DISTROFIA MUSCULAR NO JOELHO
A distrofia muscular não é uma doença única, mas um grupo de mais de 30 doenças genéticas e hereditárias que causam fraqueza progressiva e degeneração dos músculos esqueléticos, que são aqueles que controlam os movimentos. Quando uma distrofia muscular compromete os músculos ao redor da articulação do joelho ( quadríceps, isquiotibiais e glúteos ), a estabilidade e os movimentos da articulação ficam comprometidos. O paciente apresenta marcha alterada ( andar diferente ), dificuldade para subir escadas, falseios, dor por sobrecarga articular e dificuldade para se levantar de uma cadeira. As distrofias musculares de Duchenne, Becker, das cinturas e miotônica são as que mais comumente afetam os músculos do joelho. As distrofias musculares são doenças que ainda não têm cura conhecida. O tratamento visa retardar a progressão da doença e melhorar a função muscular. No paciente que tem distrofia muscular, as fibras musculares dos músculos acometidos pela doença morrem e são substituídas por tecido cicatricial e gordura.
POR QUE O JOELHO É TÃO AFETADO?
O funcionamento do joelho depende de um equilíbrio refinado entre ossos, ligamentos e músculos estabilizadores. No curso de uma distrofia muscular, a degeneração muscular rompe esse equilíbrio. As principais consequências são: fraqueza do quadríceps femoral, fraqueza dos isquiotibiais, encurtamentos, contraturas e hiperextensão compensatória ( joelho recurvato ). O quadríceps femoral é o principal músculo do joelho. Quando ele enfraquece, o paciente perde a capacidade de manter o joelho estendido com segurança. Isso gera a famosa “marcha miosítica” ou instabilidade, onde o joelho pode dobrar subitamente durante um passo. Com a perda progressiva da força muscular, é comum que o paciente passe mais tempo sentado ou desenvolva padrões de caminhada compensatórios. Isso leva ao encurtamento dos músculos, principalmente dos isquiotibiais, resultando numa flexão persistente do joelho que dificulta a postura ereta.
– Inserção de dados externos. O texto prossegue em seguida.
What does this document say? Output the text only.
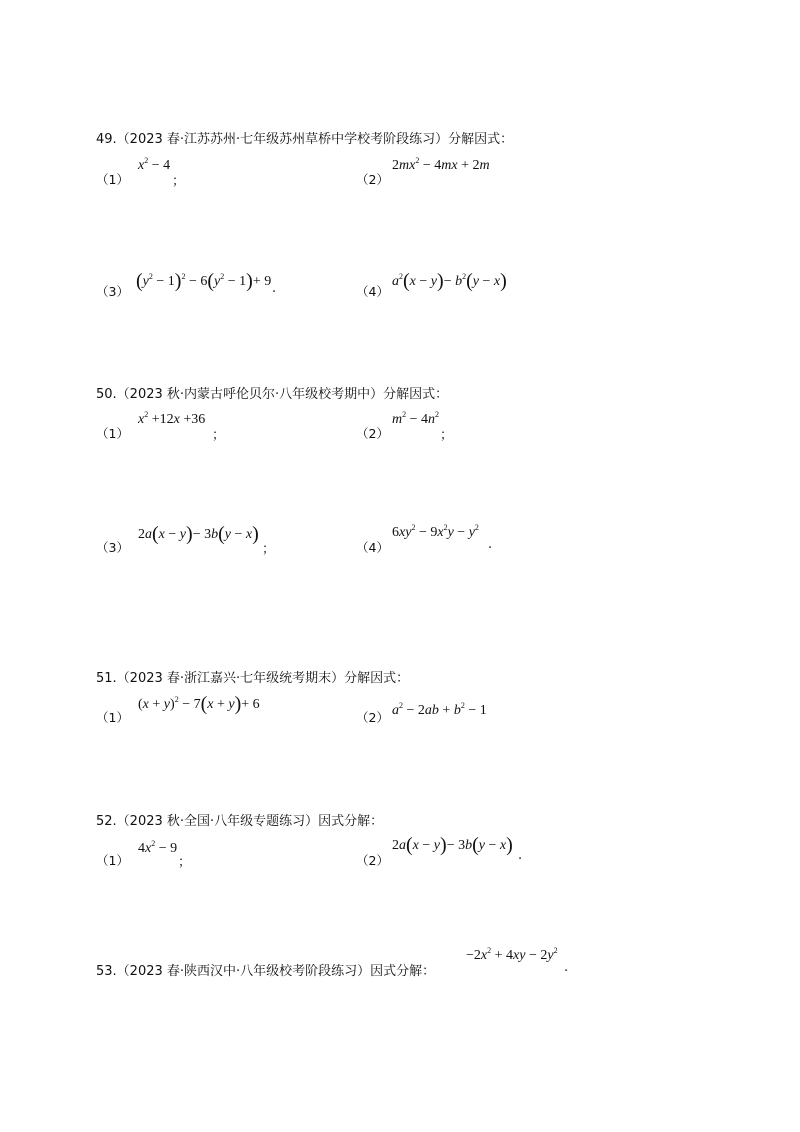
49.（2023 春·江苏苏州·七年级苏州草桥中学校考阶段练习）分解因式：
（1）
$x^2 - 4$
；	（2）
$2mx^2 - 4mx + 2m$
（3） $(y^2 - 1)^2 - 6(y^2 - 1)+ 9$ .	（4）
$a^2(x - y)- b^2(y - x)$
50.（2023 秋·内蒙古呼伦贝尔·八年级校考期中）分解因式：
（1）
$x^2 +12x +36$
；	（2）
$m^2 - 4n^2$
；
（3）
2a(x − y)− 3b(y − x)
；	（4）
$6xy^2 - 9x^2y - y^2$
.
51.（2023 春·浙江嘉兴·七年级统考期末）分解因式：
（1）
$(x + y)^2 - 7(x + y)+ 6$
（2） $a^2 - 2ab + b^2 - 1$
52.（2023 秋·全国·八年级专题练习）因式分解：
（1）
$4x^2 - 9$
；	（2）
2a(x − y)− 3b(y − x) .
53.（2023 春·陕西汉中·八年级校考阶段练习）因式分解：
$-2x^2 + 4xy - 2y^2$
.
Para evitar que o joelho falhe devido à fraqueza do quadríceps, muitos pacientes “travam” a articulação para trás. Embora ajude na estabilidade momentânea, essa hiperextensão sobrecarrega os ligamentos posteriores, a cápsula articular e a cartilagem. Dor crônica no joelho e artrose são as consequências de se forçar a hiperextensão do joelho.

SINTOMAS
Os principais sintomas de distrofia muscular no joelho são: dificuldade para caminhar, marcha instável, fraqueza para estender o joelho, claudicação, dificuldade para subir escadas, dificuldade para se levantar de uma cadeira, falseios, quedas frequentes, atraso na fala e no desenvolvimento motor em crianças, dor na articulação, manobra de Gowers ( o paciente escala o próprio corpo para conseguir se levantar ), panturrilhas inchadas, cansaço muscular rápido e problemas cardíacos e respiratórios.
DIAGNÓSTICO
O diagnóstico de distrofia muscular no joelho é o diagnóstico de qual distrofia muscular está afetando os músculos do joelho. Ele é feito pela história clínica completa do paciente, exame físico e exames complementares. Eletroneuromiografia, dosagem da enzima CK ( creatinofosfoquinase ), biópsia muscular, ressonância magnética do joelho e exames genéticos são os exames solicitados pelos médicos especialistas para diagnosticar uma distrofia muscular. Os exames genéticos confirmam o tipo exato de distrofia muscular do paciente. O diagnóstico costuma ser feito por um médico neurologista.
TRATAMENTO
Distrofias musculares ainda não têm cura definitiva. O tratamento da distrofia muscular do joelho foca em medicamentos para retardar a perda de força muscular, terapias gênicas, fisioterapia e suporte cardíaco e pulmonar. A fisioterapia é fundamental. Órteses podem ser necessárias em alguns casos. Exercícios físicos são importantes, mas exercícios errados ou em excesso podem piorar a fraqueza. Por isso os exercícios físicos para o joelho devem ser feitos sempre com orientação profissional de um fisioterapeuta ou educador físico.